Since Hinkley, she has fought other battles—hexavalent chromium contamination, PFAS chemicals in drinking water near military bases and carpet factories. Each time, she builds cases from the ground up, starting with local government and town halls, demanding environmental impact reports and answers about power sources and water plans. She has confidence that lawsuits still have teeth. "They're settling for billions now," she said, "not $333 million."
The datacentre campaign has reached beyond the United States. She has been contacted by people in Australia, India, Scotland, and Ireland. Dublin already has a moratorium; by 2023, datacentres were consuming a fifth of Ireland's electricity.

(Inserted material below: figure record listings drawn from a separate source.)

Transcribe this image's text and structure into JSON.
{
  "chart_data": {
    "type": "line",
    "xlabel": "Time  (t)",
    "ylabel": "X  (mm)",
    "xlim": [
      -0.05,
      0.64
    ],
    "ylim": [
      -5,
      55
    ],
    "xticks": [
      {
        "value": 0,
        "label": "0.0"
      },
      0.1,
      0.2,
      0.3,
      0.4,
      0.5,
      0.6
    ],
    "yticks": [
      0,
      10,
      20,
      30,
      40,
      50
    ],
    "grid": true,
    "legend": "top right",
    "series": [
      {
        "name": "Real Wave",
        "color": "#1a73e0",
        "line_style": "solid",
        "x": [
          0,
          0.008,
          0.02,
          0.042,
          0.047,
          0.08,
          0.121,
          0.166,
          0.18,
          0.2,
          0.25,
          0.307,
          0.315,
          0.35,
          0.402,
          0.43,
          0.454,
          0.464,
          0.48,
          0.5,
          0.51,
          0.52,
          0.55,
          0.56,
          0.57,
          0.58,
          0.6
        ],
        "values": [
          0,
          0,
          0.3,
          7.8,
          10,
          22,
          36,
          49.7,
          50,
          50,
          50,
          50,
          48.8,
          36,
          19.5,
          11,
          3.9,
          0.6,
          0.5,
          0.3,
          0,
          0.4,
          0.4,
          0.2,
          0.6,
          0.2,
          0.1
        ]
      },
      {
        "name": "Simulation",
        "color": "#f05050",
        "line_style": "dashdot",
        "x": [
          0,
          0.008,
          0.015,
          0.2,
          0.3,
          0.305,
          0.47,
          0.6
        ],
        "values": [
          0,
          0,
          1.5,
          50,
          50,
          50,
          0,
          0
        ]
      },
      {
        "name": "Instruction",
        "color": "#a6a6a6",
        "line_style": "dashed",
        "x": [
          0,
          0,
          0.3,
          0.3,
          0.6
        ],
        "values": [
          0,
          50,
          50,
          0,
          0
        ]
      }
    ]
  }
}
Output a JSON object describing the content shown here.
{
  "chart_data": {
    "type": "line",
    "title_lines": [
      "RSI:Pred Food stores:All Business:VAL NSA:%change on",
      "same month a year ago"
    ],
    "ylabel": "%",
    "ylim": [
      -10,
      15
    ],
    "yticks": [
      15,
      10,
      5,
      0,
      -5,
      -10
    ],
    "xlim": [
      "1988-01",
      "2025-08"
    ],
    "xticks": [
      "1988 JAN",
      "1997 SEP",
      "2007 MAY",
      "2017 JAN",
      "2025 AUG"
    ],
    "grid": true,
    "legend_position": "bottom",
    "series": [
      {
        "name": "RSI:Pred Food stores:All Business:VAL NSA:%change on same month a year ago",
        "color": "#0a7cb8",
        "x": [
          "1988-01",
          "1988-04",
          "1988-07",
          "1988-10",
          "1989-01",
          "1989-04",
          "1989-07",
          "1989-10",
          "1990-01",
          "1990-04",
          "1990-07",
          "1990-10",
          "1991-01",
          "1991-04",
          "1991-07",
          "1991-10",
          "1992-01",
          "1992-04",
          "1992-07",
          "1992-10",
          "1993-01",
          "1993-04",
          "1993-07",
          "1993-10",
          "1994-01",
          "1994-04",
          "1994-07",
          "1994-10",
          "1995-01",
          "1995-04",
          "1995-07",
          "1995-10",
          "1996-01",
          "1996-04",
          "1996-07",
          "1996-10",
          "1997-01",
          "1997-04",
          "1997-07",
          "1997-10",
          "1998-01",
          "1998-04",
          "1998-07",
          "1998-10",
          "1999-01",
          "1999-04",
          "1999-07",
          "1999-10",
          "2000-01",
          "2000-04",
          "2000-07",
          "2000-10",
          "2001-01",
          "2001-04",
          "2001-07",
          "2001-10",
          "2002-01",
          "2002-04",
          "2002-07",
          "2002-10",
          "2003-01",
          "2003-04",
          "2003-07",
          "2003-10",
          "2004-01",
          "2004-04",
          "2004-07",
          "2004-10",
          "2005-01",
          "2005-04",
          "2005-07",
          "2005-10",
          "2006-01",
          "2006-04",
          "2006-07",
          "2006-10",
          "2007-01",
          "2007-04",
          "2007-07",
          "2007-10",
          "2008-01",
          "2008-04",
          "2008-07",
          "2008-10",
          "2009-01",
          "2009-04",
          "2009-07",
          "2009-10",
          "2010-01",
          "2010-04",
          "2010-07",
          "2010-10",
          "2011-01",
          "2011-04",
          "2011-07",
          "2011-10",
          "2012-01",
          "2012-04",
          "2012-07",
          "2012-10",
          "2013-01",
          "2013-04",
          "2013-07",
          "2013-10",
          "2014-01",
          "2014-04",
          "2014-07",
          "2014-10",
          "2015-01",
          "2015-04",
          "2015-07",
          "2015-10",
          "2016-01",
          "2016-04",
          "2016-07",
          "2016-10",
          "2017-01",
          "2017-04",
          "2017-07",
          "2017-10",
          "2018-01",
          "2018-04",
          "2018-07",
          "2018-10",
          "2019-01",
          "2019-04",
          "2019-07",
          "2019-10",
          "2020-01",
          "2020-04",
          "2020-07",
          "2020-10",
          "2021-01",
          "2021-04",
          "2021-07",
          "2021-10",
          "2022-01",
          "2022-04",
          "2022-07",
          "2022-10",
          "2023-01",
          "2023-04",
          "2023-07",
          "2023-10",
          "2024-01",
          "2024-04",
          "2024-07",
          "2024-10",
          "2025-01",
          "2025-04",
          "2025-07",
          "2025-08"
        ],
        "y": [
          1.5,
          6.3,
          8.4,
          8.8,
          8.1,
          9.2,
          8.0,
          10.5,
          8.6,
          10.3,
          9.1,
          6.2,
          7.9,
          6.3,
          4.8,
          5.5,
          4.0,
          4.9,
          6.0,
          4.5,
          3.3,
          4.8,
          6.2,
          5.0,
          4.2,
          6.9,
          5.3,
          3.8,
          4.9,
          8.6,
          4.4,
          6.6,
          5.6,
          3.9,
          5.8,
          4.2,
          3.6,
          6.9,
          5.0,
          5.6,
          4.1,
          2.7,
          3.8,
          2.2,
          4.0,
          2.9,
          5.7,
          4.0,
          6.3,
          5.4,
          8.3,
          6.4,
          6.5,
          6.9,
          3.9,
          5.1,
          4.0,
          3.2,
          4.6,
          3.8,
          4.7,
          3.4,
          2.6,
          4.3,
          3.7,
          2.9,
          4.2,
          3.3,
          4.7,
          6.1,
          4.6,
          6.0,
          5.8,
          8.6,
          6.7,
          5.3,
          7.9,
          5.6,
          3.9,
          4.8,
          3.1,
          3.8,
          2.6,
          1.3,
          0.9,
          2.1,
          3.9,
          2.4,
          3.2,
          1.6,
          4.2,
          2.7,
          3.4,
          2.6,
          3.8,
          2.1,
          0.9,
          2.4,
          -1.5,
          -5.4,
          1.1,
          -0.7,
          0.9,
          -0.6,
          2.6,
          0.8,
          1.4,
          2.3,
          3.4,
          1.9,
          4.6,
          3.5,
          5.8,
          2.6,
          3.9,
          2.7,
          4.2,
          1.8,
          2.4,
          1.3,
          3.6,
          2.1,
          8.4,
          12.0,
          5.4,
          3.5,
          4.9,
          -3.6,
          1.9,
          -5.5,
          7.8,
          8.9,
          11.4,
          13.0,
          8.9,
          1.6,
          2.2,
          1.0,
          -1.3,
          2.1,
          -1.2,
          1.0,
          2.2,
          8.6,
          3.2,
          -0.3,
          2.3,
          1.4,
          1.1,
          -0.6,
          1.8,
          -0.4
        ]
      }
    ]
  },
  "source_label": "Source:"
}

Seventy-nine municipalities in the US have issued moratoriums, though many face legal challenges. Georgia, Maryland, Michigan, and South Carolina have introduced pauses. These are early interventions against companies with unlimited resources. Brockovich knows the political climate is difficult—a president committed to AI and dismissive of environmental concerns. But she also knows that administrations change, and when they do, enforcement can shift dramatically. The Pentagon announced a cleanup operation for PFAS in the final days of Biden's presidency. Trump's Department of Defense has quietly delayed it; in some areas, it won't begin until 2039.

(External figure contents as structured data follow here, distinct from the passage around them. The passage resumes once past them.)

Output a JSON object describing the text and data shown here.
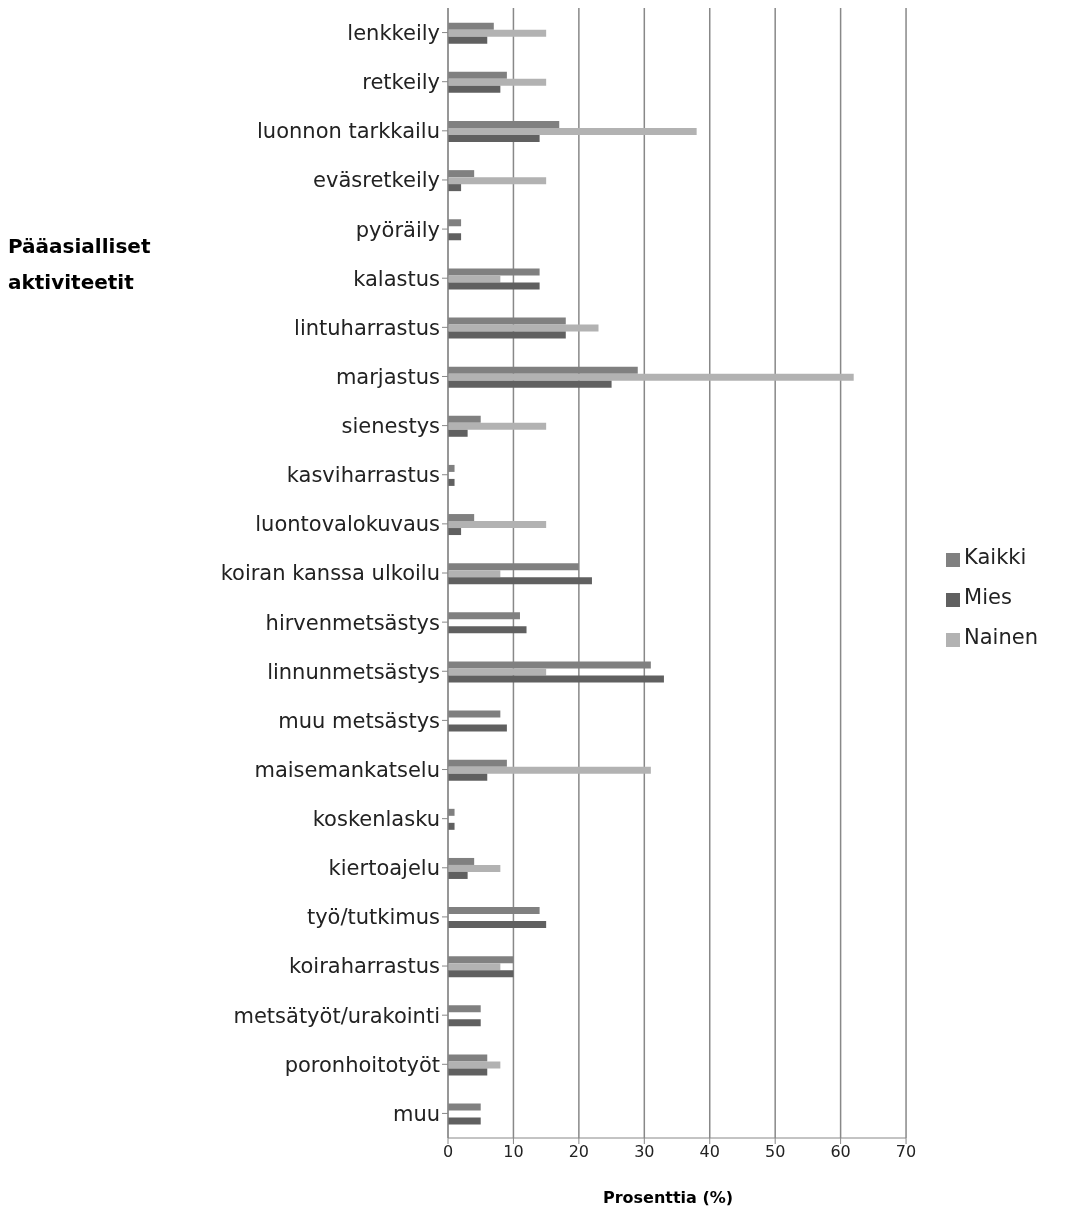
{
  "chart_data": {
    "type": "bar",
    "orientation": "horizontal",
    "ylabel": "Pääasialliset aktiviteetit",
    "xlabel": "Prosenttia (%)",
    "categories": [
      "lenkkeily",
      "retkeily",
      "luonnon tarkkailu",
      "eväsretkeily",
      "pyöräily",
      "kalastus",
      "lintuharrastus",
      "marjastus",
      "sienestys",
      "kasviharrastus",
      "luontovalokuvaus",
      "koiran kanssa ulkoilu",
      "hirvenmetsästys",
      "linnunmetsästys",
      "muu metsästys",
      "maisemankatselu",
      "koskenlasku",
      "kiertoajelu",
      "työ/tutkimus",
      "koiraharrastus",
      "metsätyöt/urakointi",
      "poronhoitotyöt",
      "muu"
    ],
    "series": [
      {
        "name": "Kaikki",
        "color": "#808080",
        "values": [
          7,
          9,
          17,
          4,
          2,
          14,
          18,
          29,
          5,
          1,
          4,
          20,
          11,
          31,
          8,
          9,
          1,
          4,
          14,
          10,
          5,
          6,
          5
        ]
      },
      {
        "name": "Nainen",
        "color": "#b2b2b2",
        "values": [
          15,
          15,
          38,
          15,
          0,
          8,
          23,
          62,
          15,
          0,
          15,
          8,
          0,
          15,
          0,
          31,
          0,
          8,
          0,
          8,
          0,
          8,
          0
        ]
      },
      {
        "name": "Mies",
        "color": "#606060",
        "values": [
          6,
          8,
          14,
          2,
          2,
          14,
          18,
          25,
          3,
          1,
          2,
          22,
          12,
          33,
          9,
          6,
          1,
          3,
          15,
          10,
          5,
          6,
          5
        ]
      }
    ],
    "xlim": [
      0,
      70
    ],
    "xticks": [
      0,
      10,
      20,
      30,
      40,
      50,
      60,
      70
    ],
    "grid": "x",
    "legend": "right"
  }
}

She is in her legacy phase now, she said, smiling. She has six grandchildren. She is getting too old for this. But she won't walk away until it's over. She can beat this—she just cannot beat it alone.
Notable Quotes
This feels like Hinkley on steroids— Erin Brockovich, describing the scale of AI datacentre expansion
If data centers are so great, why are they being built in secret?— Erin Brockovich, in a post on her Substack blog
The Hearth Conversation Another angle on the story
You've been fighting this for thirty years. What makes the datacentre fight different from Hinkley?
The scale. Hinkley was one town, one company, one chemical. This is happening in every state, multiple counties, rural areas, ranches, farms. And it's happening in secret. People don't even know to be angry yet.
Why secret? These are massive buildings.
Nondisclosure agreements. Zoning changes that happen without public notice. By the time people see the structure rising, it's already approved. Democracy gets skipped.
And the water problem is the core issue?
It's one of them. Two-thirds of these centres are in drought areas. A single facility uses what 50,000 people use. We don't know whose needs come first—the machines or the people.
You mentioned that corporations can't ignore a hundred organised people. Do you have that yet?
I have 7,005 reports. People are waking up. But they're scattered across the country. That's what the map is for—to show them they're not alone, that this is happening everywhere at once.
What do you actually want to happen?
Start with a moratorium on new approvals. Then environmental impact assessments. Then town halls where people have a real voice. Get the information out. Let communities decide if this is what they want.
And if the companies sue for $100 million?
Then we sue back. And we win bigger.